[Date Prev][Date Next] [Chronological] [Thread] [Top]

(ITS#6275) syncrepl taking long(not sync) when consumer not connect for a moment



Full_Name: Rodrigo Luiz Vargas Costa
Version: 2.4.17
OS: CentOS release 5.2 (Final)
URL: ftp://ftp.openldap.org/incoming/<TBD>
Submission from: (NULL) (135.245.8.5)


Openldap developers,

I have being exchange some information at openldap lists where looks like some
improvements are being done in replication for release 2.4.18.

The architecture I'm running has 2 machines in MirrorMode in the same subnet(at
the same switch). These systems are part of a HA system sharing a VIP and where
both machines have slapd running simultaneously(bind to any local interface) and
only VIP is exchanged for HA purposes.

The issue I'm facing is related, in a general user view, is when I stop the
secondary Provider2(master 2) for backup purposes using slapcat. The
Provider1(master 1) continues to provide ldap service where some entrances can
be created during the time backup is running(no consumer from Provider 2).

Even a small number of entrances are different when consumer in Provider 2
connects to Provider 1 then syncrepl enters in the full DB search as expected.

For definition purposes I have some memory limitations where I need to limit
dncachesize for around 80% of DB entrances.

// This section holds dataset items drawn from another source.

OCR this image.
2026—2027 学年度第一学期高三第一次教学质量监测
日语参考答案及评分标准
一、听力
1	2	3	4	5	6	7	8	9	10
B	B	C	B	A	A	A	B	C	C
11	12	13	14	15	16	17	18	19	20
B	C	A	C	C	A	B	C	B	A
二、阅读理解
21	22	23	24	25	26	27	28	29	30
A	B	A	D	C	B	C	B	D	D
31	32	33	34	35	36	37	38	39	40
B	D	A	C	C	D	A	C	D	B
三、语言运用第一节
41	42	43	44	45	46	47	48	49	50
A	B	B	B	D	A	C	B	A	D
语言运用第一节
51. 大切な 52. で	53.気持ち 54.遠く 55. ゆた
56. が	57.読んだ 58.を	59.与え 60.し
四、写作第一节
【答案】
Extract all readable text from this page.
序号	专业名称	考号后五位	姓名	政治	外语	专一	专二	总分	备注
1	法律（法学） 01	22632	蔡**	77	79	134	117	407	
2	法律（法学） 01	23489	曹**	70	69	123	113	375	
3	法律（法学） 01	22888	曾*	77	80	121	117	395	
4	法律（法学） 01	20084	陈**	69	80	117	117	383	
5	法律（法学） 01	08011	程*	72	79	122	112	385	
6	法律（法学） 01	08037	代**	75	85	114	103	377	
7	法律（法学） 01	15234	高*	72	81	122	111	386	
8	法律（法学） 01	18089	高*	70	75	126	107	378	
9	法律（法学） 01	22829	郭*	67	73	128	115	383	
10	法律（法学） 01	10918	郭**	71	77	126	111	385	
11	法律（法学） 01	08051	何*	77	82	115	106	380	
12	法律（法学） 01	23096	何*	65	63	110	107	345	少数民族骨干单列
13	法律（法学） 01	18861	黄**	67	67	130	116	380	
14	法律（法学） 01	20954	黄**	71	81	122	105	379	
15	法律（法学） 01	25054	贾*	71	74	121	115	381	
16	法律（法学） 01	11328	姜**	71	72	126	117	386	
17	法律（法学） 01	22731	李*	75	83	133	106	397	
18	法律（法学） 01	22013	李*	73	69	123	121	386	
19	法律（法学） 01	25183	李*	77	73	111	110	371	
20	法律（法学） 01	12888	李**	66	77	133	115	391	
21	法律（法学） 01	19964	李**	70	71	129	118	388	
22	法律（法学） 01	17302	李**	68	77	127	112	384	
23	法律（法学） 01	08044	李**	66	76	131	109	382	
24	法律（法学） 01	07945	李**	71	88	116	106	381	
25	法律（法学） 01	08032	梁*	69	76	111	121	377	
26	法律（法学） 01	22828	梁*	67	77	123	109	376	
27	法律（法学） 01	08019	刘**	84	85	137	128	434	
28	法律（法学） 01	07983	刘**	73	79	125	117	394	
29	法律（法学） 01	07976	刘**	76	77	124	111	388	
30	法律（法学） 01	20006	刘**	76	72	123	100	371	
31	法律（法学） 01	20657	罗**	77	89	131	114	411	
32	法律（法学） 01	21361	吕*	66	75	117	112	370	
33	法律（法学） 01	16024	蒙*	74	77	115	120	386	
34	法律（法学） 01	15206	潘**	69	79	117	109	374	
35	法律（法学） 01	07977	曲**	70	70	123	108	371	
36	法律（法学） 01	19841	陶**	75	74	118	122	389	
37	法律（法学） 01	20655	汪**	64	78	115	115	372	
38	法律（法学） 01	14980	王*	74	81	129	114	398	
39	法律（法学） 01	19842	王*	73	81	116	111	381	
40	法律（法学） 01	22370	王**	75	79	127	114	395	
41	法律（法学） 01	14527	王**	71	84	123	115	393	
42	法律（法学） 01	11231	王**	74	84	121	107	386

>From a user perspective I see that after cache is filled system enters in some
state where synchronization doesn't happen anymore. For full reference(config,
gdb, etc), please see file attached in FTP.

Then I see 2 issues :

1)Consumer from Provider2, even passed days and only a small number of
differences for test purpose happen(no traffic), the syncrepl never ends and
there isn't replication(Provider 1 stay continuously consuming 100% CPU);
2)Even I stop the Provider2(then its consumer) I do not see any change in
Provider 1 activities. The CPU continues in 100% even passed days what suggest
some hang in the thread or logic.

I compiled openldap with GDB symbols and then execute some traces in the threads
during the state 2 report above. Looks like it stay looping forever locked in
some thread lock.

I could also note that when in this situation the monitor cache, in a very slow
pace, changes the cache in a single entrance. Being more specific :

dn: cn=Database 1,cn=Databases,cn=Monitor
structuralObjectClass: monitoredObject
creatorsName:
modifiersName:
createTimestamp: 20090821145848Z
modifyTimestamp: 20090821145848Z
monitoredInfo: bdb
monitorIsShadow: TRUE
namingContexts: ou=CONTENT,o=domain,c=fr
readOnly: FALSE
monitorOverlay: syncprov
olmBDBEntryCache: 19920
olmBDBDNCache: 3896287
olmBDBIDLCache: 2
olmDbDirectory: /var/openldap-data/bdb1/
entryDN: cn=Database 1,cn=Databases,cn=Monitor
subschemaSubentry: cn=Subschema
hasSubordinates: TRUE

Stays running in the values 3896287 and 3896288. Looks like the memory re-use is
being too short causing locks that takes long time causing a non
synchronization.

I made several GDB traces for different conditions. Please see ftp attachment
file for details.

Thanks,

Rodrigo.

PS-> I could not put the file in the openldap ftp. It says device full. Please
let me know how can I send this file.